Pakistani intelligence official denies agency role in revealing name of CIA station chief
Saturday, December 18, 2010; 8:56 PM
ISLAMABAD, PAKISTAN - An official with Pakistan's chief intelligence organization vigorously denied Saturday that the agency had exposed the top CIA spy in Pakistan, who left the country this week after being named in a legal complaint and receiving what U.S. officials said were death threats.
U.S. officials told some American news organizations Friday that they suspected Pakistan's Inter-Services Intelligence directorate, or ISI, had exposed the identity of the CIA station chief in Islamabad, perhaps in retaliation for a recent U.S. civil lawsuit naming the ISI director in connection with the 2008 terrorist attacks in Mumbai.
The accusation would probably "create further rifts" in the close but tense relations between the CIA and the ISI at a pivotal point in their cooperation against Islamist militants, said the official, who spoke on the condition of anonymity. He called the allegation "unsubstantiated" and said the CIA had lodged no complaints with the ISI about the matter.
"We deny it strongly," the official said. "If the CIA believes we have done it, then they should raise that issue with us on an official level, not by leaking it."
The station chief, who is undercover and whose name is classified, was named last month in a legal complaint being pursued by a Pakistani man, Kareem Khan, who said a CIA drone strike last year killed two of his relatives and a friend.
In a news conference last month, Khan said he sought $500 million in damages from the station chief and other U.S. officials, and he threatened to sue if that demand was not granted.
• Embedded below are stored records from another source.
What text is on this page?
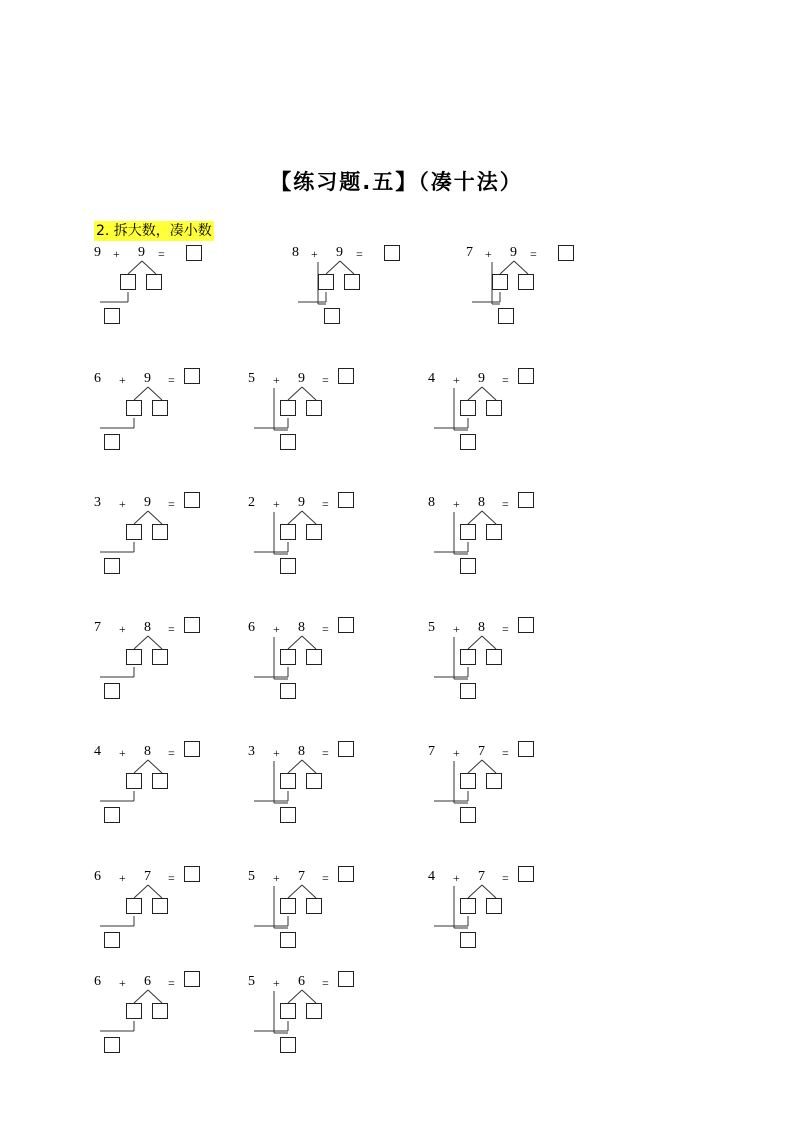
【练习题.五】（凑十法）
2. 拆大数，凑小数
9 + 9 =	8 + 9 =	7 + 9 =
6 + 9 =	5 + 9 =	4 + 9 =
3 + 9 =	2 + 9 =	8 + 8 =
7 + 8 =	6 + 8 =	5 + 8 =
4 + 8 =	3 + 8 =	7 + 7 =
6 + 7 =	5 + 7 =	4 + 7 =
6 + 6 =	5 + 6 =
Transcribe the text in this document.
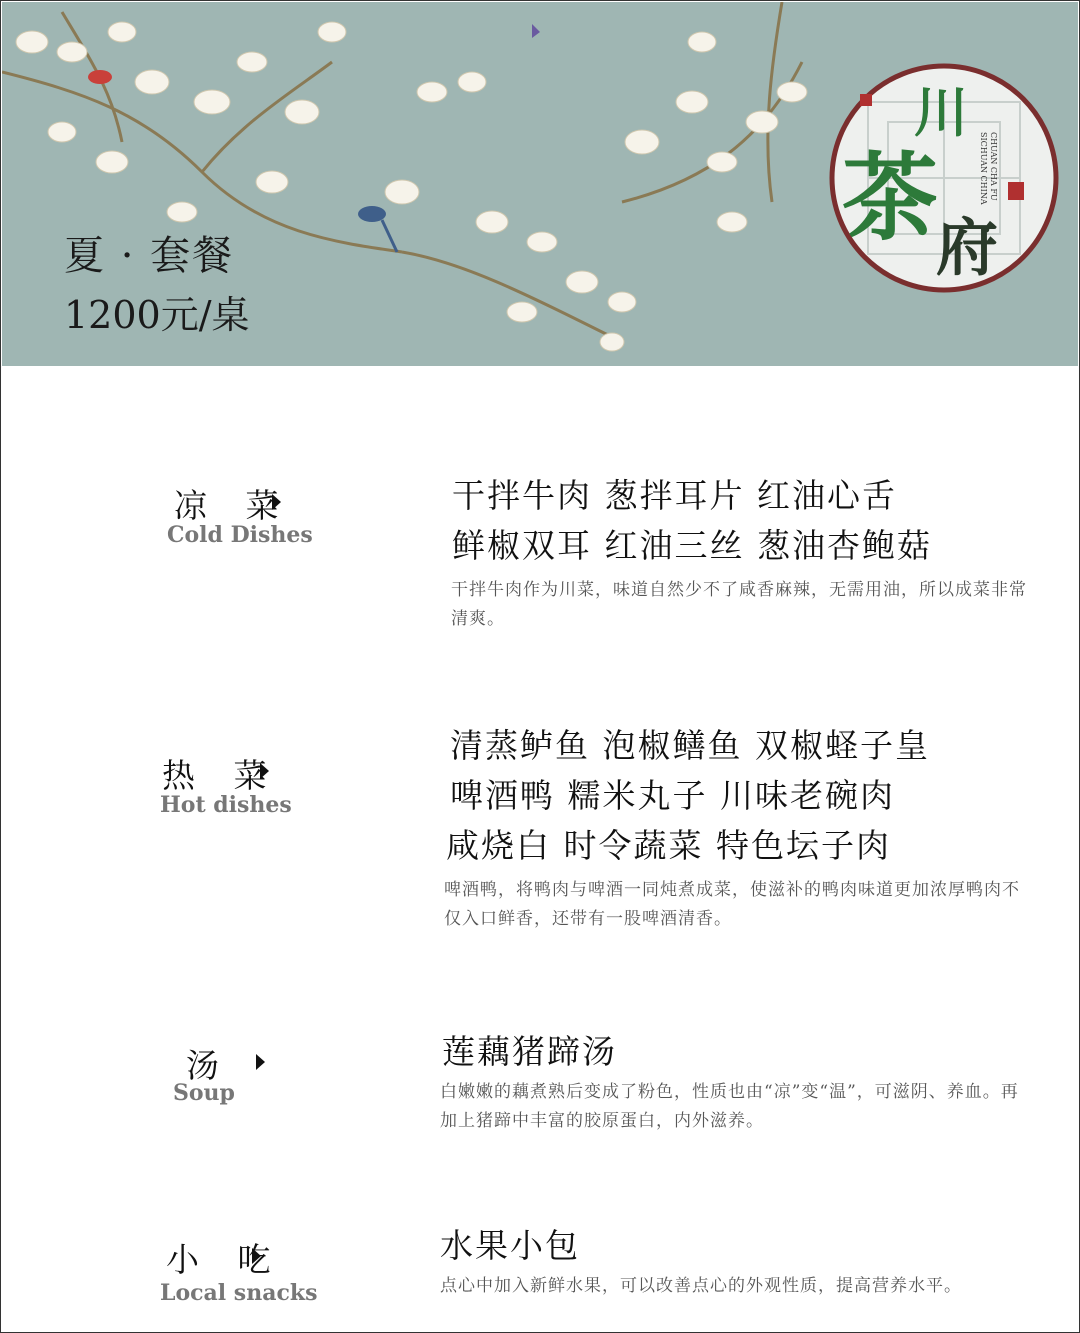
夏 · 套餐
1200元/桌
川
茶
府
SICHUAN CHINA CHUAN CHA FU
凉 菜
Cold Dishes
干拌牛肉 葱拌耳片 红油心舌
鲜椒双耳 红油三丝 葱油杏鲍菇
干拌牛肉作为川菜，味道自然少不了咸香麻辣，无需用油，所以成菜非常清爽。
热 菜
Hot dishes
清蒸鲈鱼 泡椒鳝鱼 双椒蛏子皇
啤酒鸭 糯米丸子 川味老碗肉
咸烧白 时令蔬菜 特色坛子肉
啤酒鸭，将鸭肉与啤酒一同炖煮成菜，使滋补的鸭肉味道更加浓厚鸭肉不仅入口鲜香，还带有一股啤酒清香。
汤
Soup
莲藕猪蹄汤
白嫩嫩的藕煮熟后变成了粉色，性质也由“凉”变“温”，可滋阴、养血。再加上猪蹄中丰富的胶原蛋白，内外滋养。
小 吃
Local snacks
水果小包
点心中加入新鲜水果，可以改善点心的外观性质，提高营养水平。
It was not, and his attorney asked police last week to pursue a criminal case against the station chief.
The drone program is run by the CIA and secretly approved by Pakistan. The station chief would have played a major part in choosing targets for strikes, U.S. officials said.
Khan's attorney said he was given the station chief's name by two Pakistani print journalists. The ISI official said that claim was plausible, describing the name as "common knowledge."
CIA veterans who have worked in Islamabad said the station chief would rarely have left the U.S. Embassy compound and that only senior embassy staff would have known his name.